Spending last night on a friend's Playstation 3 for some mindless fun, I discovered one of the plagues pestering modern gaming: difficulty scaling.
The principle of it seems pretty neat in theory. After a short calibration phase, everyone get's to play a game that is tailered to his specific skills. That way, everyone should be playing a game that is challenging, but neither frustatingly hard, nor overly easy.
The problem is though, that in reality, it doesn't work.
Now let's get back to the game I was playing:
Mortal Kombat vs. DC Universe. Specifically the two story modes. Nobody cares that the story is shallow, badly written, seriously badly dubbed in german and about four times the length it should have, as it has this one flaming flaw that overshadows everything else: the difficulty scaling, which overrides the difficulty setting you chose in the options menue.
The premise is that it starts of easy, but get's harder with every opponent you knock out, and gets easier everytime you have to press 'O' to continue after a lost fight. Now what really is borked with that is that the rise in skill is too steep, leading to following situation: You win three fights easily only uppercutting the oblivious enemies, but the fourth fight is suddenly extremely hard and the AI just kicks your sorry butt around the screen in one long combo until you're out.

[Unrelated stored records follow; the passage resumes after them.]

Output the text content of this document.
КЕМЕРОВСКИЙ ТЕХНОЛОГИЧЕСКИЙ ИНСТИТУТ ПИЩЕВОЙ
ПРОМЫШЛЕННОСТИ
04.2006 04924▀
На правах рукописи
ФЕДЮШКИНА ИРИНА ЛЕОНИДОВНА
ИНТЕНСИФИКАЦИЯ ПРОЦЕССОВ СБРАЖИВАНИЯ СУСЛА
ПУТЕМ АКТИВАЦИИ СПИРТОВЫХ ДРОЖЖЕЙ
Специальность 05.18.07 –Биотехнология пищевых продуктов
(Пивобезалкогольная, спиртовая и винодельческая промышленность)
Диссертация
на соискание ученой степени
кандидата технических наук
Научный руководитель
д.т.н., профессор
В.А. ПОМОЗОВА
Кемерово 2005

Now beat'em-ups getting harder with each victory is pretty much the concept of the genre's single player mode from it's very beginnings, so I have no problem with that. In every other beat'em-up, a tough enemy is a means for me to hone the skills I have with that particular character I chose, learning new moves and tactics to overcome the opponent.
And this personal skill gain is completely defeated by the level scaling, as once I lose, I don't have to look for combos that give me the edge, but simply button mash the now miraculously retarded AI.

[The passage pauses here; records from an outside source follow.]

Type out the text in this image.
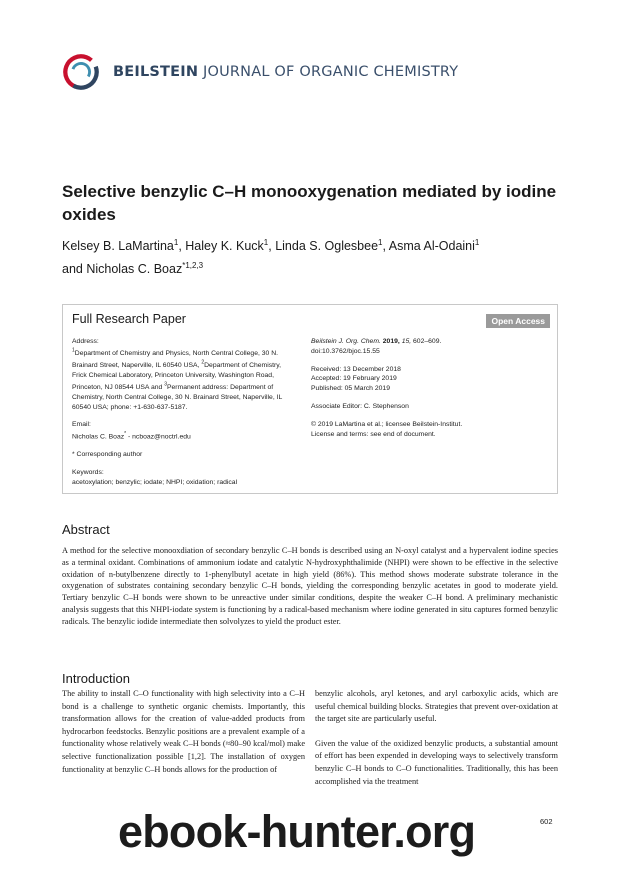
BEILSTEIN JOURNAL OF ORGANIC CHEMISTRY
Selective benzylic C–H monooxygenation mediated by iodine oxides
Kelsey B. LaMartina$^1$, Haley K. Kuck$^1$, Linda S. Oglesbee$^1$, Asma Al-Odaini$^1$
and Nicholas C. Boaz$^{*1,2,3}$
Full Research Paper	Open Access

Address:
$^1$Department of Chemistry and Physics, North Central College, 30 N. Brainard Street, Naperville, IL 60540 USA, $^2$Department of Chemistry, Frick Chemical Laboratory, Princeton University, Washington Road, Princeton, NJ 08544 USA and $^3$Permanent address: Department of Chemistry, North Central College, 30 N. Brainard Street, Naperville, IL 60540 USA; phone: +1-630-637-5187.

Email:
Nicholas C. Boaz* - ncboaz@noctrl.edu

* Corresponding author

Keywords:
acetoxylation; benzylic; iodate; NHPI; oxidation; radical

Beilstein J. Org. Chem. 2019, 15, 602–609.
doi:10.3762/bjoc.15.55

Received: 13 December 2018
Accepted: 19 February 2019
Published: 05 March 2019

Associate Editor: C. Stephenson

© 2019 LaMartina et al.; licensee Beilstein-Institut.
License and terms: see end of document.

Abstract
A method for the selective monooxdiation of secondary benzylic C–H bonds is described using an N-oxyl catalyst and a hypervalent iodine species as a terminal oxidant. Combinations of ammonium iodate and catalytic N-hydroxyphthalimide (NHPI) were shown to be effective in the selective oxidation of n-butylbenzene directly to 1-phenylbutyl acetate in high yield (86%). This method shows moderate substrate tolerance in the oxygenation of substrates containing secondary benzylic C–H bonds, yielding the corresponding benzylic acetates in good to moderate yield. Tertiary benzylic C–H bonds were shown to be unreactive under similar conditions, despite the weaker C–H bond. A preliminary mechanistic analysis suggests that this NHPI-iodate system is functioning by a radical-based mechanism where iodine generated in situ captures formed benzylic radicals. The benzylic iodide intermediate then solvolyzes to yield the product ester.
Introduction

The ability to install C–O functionality with high selectivity into a C–H bond is a challenge to synthetic organic chemists. Importantly, this transformation allows for the creation of value-added products from hydrocarbon feedstocks. Benzylic positions are a prevalent example of a functionality whose relatively weak C–H bonds (≈80–90 kcal/mol) make selective functionalization possible [1,2]. The installation of oxygen functionality at benzylic C–H bonds allows for the production of

benzylic alcohols, aryl ketones, and aryl carboxylic acids, which are useful chemical building blocks. Strategies that prevent over-oxidation at the target site are particularly useful.

Given the value of the oxidized benzylic products, a substantial amount of effort has been expended in developing ways to selectively transform benzylic C–H bonds to C–O functionalities. Traditionally, this has been accomplished via the treatment

602
ebook-hunter.org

What's wrong with me chosing my level of challenge on my own via the options? Thank god only the story mode is plagued with that. So stay clear of it.
Another example of difficulty scaling done badly is the
Need for Speed series, especially since it went "underground": The AI rubber banding. That's what I call the phenonemon of the AI cars always being faster than you when they are behind you, but being slower when they are in front of you, causing the AI to oscillate around you like they were strapped to you with an invisible rubberband.
Again, in theory that system provides a challenge for every player, as you can't lose without hope of winning, but yet can't get away too easily. The problem is though, that again, it actually hinders the player in getting more skillful with the game. If you crash three fourths of the race in every object on and off the track, but drive the last fourth well, you win easily. If you blitz through a race but happen to get caught somewhere in the last corners, you lose. In some parts of the series, it went even so far that races were easier if you refused to upgrade your car.
Not only does this system, like most scaling systems, reward you for playing badly, but it also provides only a fake challenge, as once you're overtaken it's usually pretty easy to retake the lead from the AI which left their brains right at your rear bumper, unless they catch you late in the race.
Another bad example of scaling is
TES 4: Oblivion. I don't think I have to say more on that one.
Now, as I like to think myself as being fair, I'd like to share a list of games that did scaling well, and explain why. Only I couldn't think of one single game.